Open samchon opened 8 years ago

samchon commented 8 years ago

Problem

Outline

When I make a new sub-class from a parent-class who has multiple overloaded constructors (or some methods), I've to re-write the definition (header) of each function and re-write branch-condition again. It's very annoying and tiresome work for me.

With an example

https://github.com/samchon/stl/blob/master/ts/src/std/TreeMap.ts#L72-L177

class TreeMap<Key, T> extends base.UniqueMap<Key, T>
{
    // THOSE DEFINITIONS ARE REPEATED IN EVERY SUB-CLASSES
    constructor();
    constructor(compare: (left: Key, right: Key) => boolean);
    constructor(array: Array<Pair<Key, T>>);
    constructor(array: Array<Pair<Key, T>>, compare: (left: Key, right: Key) => boolean);
    constructor(array: Array<[Key, T]>);
    constructor(array: Array<[Key, T]>, compare: (left: Key, right: Key) => boolean);
    constructor(container: base.MapContainer<Key, T>);
    constructor(container: base.MapContainer<Key, T>, compare: (left: Key, right: Key) => boolean);
    constructor(begin: MapIterator<Key, T>, end: MapIterator<Key, T>);
    constructor(begin: MapIterator<Key, T>, end: MapIterator<Key, T>, compare: (left: Key, right: Key) => boolean);

    constructor(...args: any[])
    {
        // THOSE BRANCH CONDITIONS ARE ALSO REPEATED TOO
        // condition statements identifying type of arguments
        /*IF 
        ELSE IF
        ELSE IF
       ...*/
    }
}

In the link, you can see the TreeMap class inherited from base.UniqueMap. Of course, you also can see that the constructors and branch-condition codes have to be re-written.

Those idiot codes are repeated in every sub-classes in my fucking project.

Solution

Suggest: using statement

Those're very annoying and inefficient job for development. So I want to suggest a notation can reduce such in-efficient works.

In C++, fetching all overloaded methods from parent can be implemented by just a line. With using statement. using Parent::methodName;

template <class T>
class URLVariables : public std::map<std::string, T>
{
private:
    typedef std::map<std::string, T> super;

public:
    // ALL THE CONSTRUCTORS + CUSTOM ONE
    using super::map; // [using super::super] is also possible

    /* -- THOSE CAN BE OMITTED BY USING STATEMENT --
    URLVariables();
    URLVariables(const super &);
    URLVariables(super &&);
    URLVariables(const std::initializer_list<std::pair<std::string, T>>> &);
    template <InputIterator> URLVariables(InputIterator first, InputIterator last);
    */

    URLVariables(const std::string &);

    // ALL THE COUNT METHODS + CUSTOM ONE
    using super::count;
    bool count(const std::string_view &) const;
    bool count(const ByteArray &) const;
}

If the using statement is adopted in TypeScript, codes will be much precise like below. Isn't it much precise than codes of the top?
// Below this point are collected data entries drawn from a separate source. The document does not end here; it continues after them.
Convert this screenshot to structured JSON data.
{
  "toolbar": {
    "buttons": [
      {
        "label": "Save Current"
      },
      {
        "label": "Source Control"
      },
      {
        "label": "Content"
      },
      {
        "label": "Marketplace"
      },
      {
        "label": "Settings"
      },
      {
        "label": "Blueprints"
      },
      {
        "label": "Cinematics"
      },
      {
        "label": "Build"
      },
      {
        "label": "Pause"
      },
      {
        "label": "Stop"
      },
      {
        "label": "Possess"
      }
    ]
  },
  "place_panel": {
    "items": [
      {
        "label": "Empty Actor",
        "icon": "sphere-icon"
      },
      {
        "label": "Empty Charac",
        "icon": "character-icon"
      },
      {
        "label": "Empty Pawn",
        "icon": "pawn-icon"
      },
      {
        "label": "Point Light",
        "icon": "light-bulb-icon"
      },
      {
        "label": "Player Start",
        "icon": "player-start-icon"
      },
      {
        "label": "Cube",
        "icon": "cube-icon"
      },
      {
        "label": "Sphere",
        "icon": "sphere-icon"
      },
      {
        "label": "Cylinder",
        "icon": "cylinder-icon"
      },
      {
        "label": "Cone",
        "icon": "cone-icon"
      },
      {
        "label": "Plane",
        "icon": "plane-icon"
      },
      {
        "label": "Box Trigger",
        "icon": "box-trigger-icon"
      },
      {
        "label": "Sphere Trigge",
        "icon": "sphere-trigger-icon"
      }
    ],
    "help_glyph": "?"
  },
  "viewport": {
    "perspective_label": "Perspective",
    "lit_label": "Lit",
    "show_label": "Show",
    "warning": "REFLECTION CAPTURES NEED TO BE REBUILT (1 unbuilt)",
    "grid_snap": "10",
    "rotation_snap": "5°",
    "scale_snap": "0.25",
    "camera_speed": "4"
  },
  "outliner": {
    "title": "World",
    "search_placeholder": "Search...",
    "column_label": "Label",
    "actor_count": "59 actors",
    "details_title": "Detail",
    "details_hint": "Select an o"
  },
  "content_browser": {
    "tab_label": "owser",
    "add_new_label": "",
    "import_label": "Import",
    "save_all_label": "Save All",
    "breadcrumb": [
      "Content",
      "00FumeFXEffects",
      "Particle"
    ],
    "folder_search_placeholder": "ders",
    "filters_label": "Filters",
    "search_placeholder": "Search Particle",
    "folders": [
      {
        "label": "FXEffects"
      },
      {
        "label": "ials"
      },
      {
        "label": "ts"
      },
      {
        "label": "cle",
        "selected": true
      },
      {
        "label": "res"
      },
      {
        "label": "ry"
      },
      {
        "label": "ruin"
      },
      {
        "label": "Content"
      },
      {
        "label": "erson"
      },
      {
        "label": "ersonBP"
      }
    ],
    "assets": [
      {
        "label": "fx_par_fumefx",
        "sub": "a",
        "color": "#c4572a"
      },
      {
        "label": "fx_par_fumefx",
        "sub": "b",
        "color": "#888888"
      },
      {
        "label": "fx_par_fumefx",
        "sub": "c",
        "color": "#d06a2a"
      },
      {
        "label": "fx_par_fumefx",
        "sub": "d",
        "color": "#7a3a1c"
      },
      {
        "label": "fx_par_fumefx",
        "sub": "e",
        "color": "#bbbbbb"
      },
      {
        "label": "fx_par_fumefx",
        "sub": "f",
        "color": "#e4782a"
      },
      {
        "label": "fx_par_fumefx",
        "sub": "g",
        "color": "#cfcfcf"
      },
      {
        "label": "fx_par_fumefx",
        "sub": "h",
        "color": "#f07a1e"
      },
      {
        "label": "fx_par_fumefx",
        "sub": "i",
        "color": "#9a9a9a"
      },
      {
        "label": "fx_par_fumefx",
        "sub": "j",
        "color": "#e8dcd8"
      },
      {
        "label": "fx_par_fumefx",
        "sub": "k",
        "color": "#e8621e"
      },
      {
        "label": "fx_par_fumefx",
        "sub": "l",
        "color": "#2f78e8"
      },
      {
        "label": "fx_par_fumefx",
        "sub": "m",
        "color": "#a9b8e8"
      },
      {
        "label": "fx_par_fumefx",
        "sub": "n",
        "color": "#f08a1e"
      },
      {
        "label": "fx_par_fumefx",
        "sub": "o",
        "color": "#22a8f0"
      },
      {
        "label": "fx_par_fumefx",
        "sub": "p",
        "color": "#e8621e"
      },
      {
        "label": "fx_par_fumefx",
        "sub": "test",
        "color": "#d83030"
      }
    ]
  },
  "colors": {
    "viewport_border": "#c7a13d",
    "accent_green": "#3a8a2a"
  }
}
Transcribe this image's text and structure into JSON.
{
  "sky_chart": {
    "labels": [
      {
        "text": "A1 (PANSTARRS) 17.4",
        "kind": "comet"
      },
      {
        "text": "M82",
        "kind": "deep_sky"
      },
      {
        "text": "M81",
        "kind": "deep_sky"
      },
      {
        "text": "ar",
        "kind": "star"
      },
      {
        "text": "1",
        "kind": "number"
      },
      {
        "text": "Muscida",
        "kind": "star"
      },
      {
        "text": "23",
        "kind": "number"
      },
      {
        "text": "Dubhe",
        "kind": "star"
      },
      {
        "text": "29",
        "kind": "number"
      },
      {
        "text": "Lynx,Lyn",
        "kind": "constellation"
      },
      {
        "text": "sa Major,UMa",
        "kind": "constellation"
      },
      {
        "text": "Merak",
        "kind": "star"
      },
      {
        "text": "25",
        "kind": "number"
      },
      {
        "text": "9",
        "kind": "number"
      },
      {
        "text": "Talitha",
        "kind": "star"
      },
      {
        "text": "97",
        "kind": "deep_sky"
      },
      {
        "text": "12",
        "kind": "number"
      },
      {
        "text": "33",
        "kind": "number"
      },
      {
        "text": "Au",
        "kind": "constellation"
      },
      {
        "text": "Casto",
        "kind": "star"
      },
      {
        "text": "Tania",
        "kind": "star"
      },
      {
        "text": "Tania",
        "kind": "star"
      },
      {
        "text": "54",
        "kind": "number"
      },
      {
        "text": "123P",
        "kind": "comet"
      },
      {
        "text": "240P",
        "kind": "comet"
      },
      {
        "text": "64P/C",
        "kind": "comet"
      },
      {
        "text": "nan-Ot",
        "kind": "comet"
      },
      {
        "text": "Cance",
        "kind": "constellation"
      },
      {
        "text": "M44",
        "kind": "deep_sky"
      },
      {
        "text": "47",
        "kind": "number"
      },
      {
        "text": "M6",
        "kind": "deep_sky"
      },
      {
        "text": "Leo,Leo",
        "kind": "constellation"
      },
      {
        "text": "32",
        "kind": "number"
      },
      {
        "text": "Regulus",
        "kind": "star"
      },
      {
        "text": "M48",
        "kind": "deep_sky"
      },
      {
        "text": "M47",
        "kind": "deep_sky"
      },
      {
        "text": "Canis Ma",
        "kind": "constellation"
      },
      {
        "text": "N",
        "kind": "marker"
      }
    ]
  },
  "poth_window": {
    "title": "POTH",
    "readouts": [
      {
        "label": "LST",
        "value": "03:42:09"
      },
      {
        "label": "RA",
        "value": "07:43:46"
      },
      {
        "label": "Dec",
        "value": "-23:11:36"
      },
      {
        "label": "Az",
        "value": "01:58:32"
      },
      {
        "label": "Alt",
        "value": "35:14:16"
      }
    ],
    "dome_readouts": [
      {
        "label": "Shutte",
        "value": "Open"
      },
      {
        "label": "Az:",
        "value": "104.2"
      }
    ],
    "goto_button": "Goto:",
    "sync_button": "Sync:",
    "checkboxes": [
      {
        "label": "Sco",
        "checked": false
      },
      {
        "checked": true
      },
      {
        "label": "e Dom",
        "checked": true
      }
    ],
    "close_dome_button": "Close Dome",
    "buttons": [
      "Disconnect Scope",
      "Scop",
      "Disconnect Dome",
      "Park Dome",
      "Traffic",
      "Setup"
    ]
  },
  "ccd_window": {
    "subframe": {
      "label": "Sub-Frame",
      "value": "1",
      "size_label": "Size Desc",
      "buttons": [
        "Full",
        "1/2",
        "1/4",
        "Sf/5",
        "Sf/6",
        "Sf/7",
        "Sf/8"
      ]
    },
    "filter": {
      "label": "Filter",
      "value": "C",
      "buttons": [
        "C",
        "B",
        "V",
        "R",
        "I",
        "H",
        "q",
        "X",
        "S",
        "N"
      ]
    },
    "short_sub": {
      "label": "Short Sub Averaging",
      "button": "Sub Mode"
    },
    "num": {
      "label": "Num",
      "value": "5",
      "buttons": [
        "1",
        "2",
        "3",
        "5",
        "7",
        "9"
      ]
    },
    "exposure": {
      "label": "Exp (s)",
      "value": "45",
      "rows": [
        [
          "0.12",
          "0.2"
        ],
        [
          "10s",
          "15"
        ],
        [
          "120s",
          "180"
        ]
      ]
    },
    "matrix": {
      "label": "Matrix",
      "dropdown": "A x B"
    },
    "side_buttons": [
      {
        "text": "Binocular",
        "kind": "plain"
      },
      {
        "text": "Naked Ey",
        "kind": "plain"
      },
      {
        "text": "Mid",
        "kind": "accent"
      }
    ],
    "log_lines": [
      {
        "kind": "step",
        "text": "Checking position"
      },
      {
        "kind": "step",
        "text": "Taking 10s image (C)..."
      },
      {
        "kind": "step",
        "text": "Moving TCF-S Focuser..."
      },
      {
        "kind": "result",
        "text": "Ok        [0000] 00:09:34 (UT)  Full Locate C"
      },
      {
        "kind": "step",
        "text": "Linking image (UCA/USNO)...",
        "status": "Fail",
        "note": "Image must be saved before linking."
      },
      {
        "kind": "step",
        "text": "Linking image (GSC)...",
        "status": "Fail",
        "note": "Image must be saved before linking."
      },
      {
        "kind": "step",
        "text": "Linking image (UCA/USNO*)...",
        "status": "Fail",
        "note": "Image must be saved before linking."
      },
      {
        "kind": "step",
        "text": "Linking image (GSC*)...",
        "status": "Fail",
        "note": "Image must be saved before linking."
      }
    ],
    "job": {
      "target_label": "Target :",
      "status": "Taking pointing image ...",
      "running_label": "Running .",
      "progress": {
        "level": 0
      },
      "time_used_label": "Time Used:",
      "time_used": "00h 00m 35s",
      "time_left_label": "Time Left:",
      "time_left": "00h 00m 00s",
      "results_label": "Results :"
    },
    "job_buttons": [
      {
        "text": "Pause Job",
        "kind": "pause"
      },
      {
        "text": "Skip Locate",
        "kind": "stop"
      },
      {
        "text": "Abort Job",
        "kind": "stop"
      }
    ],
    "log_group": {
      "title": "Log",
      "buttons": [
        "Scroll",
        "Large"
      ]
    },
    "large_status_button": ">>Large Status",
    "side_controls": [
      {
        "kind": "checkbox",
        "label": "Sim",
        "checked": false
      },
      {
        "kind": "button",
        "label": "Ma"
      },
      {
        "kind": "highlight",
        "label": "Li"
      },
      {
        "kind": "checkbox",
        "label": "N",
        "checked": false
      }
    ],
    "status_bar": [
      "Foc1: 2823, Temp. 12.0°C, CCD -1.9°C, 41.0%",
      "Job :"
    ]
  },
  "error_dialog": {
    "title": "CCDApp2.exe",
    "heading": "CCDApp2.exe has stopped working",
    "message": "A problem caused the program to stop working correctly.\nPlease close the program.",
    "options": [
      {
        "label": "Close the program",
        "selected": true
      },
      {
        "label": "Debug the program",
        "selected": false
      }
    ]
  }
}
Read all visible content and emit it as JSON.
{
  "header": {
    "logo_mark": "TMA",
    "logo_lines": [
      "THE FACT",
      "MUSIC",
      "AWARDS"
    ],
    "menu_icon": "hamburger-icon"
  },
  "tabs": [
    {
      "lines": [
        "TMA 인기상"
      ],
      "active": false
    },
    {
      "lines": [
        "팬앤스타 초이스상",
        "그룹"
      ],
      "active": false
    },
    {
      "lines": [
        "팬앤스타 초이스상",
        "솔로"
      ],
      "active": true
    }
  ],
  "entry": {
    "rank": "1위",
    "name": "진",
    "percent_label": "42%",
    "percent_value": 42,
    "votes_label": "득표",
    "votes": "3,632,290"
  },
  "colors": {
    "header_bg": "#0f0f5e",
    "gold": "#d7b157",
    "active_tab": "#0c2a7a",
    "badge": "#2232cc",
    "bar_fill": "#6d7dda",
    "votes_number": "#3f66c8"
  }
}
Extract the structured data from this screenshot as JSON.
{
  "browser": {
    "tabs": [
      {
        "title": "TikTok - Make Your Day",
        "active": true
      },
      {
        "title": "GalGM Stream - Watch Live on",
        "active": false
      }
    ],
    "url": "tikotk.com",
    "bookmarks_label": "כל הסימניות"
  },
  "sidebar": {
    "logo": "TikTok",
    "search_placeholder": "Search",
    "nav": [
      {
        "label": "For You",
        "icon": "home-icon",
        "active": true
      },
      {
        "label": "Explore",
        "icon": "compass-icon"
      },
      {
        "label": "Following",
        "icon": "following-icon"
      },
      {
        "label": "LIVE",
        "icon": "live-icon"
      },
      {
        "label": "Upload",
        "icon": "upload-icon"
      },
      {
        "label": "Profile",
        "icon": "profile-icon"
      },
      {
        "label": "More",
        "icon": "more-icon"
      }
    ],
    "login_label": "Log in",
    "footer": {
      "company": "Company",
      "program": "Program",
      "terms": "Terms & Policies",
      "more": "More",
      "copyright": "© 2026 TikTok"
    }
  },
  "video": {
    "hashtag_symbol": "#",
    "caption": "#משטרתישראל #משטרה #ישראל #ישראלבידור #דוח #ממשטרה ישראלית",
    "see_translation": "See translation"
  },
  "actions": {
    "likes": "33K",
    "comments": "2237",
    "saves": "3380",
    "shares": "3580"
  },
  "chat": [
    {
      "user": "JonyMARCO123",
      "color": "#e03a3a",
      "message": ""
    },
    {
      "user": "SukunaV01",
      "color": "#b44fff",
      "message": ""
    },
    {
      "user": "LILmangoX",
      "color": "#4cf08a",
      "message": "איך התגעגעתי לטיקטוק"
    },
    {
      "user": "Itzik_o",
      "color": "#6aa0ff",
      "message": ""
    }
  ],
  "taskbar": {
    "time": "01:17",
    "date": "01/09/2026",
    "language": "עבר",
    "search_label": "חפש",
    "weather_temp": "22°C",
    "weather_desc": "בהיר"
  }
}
class TreeMap<Key, T> extends base.UniqueMap<Key, T>
{
    // THE USING STATEMENT
    using super.constructor;

    // THOSE RE-DEFINITIONS ARE OMITTED BY THE USING STATEMENT
    /*constructor();
    constructor(compare: (left: Key, right: Key) => boolean);
    constructor(array: Array<Pair<Key, T>>);
    constructor(array: Array<Pair<Key, T>>, compare: (left: Key, right: Key) => boolean);
    constructor(array: Array<[Key, T]>);
    constructor(array: Array<[Key, T]>, compare: (left: Key, right: Key) => boolean);
    constructor(container: base.MapContainer<Key, T>);
    constructor(container: base.MapContainer<Key, T>, compare: (left: Key, right: Key) => boolean);
    constructor(begin: MapIterator<Key, T>, end: MapIterator<Key, T>);
    constructor(begin: MapIterator<Key, T>, end: MapIterator<Key, T>, compare: (left: Key, right: Key) => boolean);*/

    constructor(...args: any[])
    {
        // CALLING SUPER CONSTRUCTORS' RE DONE BY
        super(...args);
    }
}

I'm waiting for your opinion and eagerly looking forward to the enhancement.

kitsonk commented 8 years ago

Related to #8606

Arnavion commented 8 years ago

If you only want to call super constructor and nothing else, just leave out the constructor from the derived class. Derived classes inherit the constructor of the base class if they don't have a constructor of their own.

class A<T> {
    public arg: T;

    constructor();
    constructor(arg: T);
    constructor(...args: any[]) {
        if (args.length === 1) {
            this.arg = args[0];
        }
        else {
            this.arg = null;
        }
    }
}

class B<T> extends A<T> {

}

console.log(new B<string>("x").arg); // "x"
console.log(new B<string>().arg); // null
mhegazy commented 8 years ago

I wounder if we could get this as part of https://github.com/Microsoft/TypeScript/issues/2000, if were to specify that an overridden implementation inherits all overloads from the base.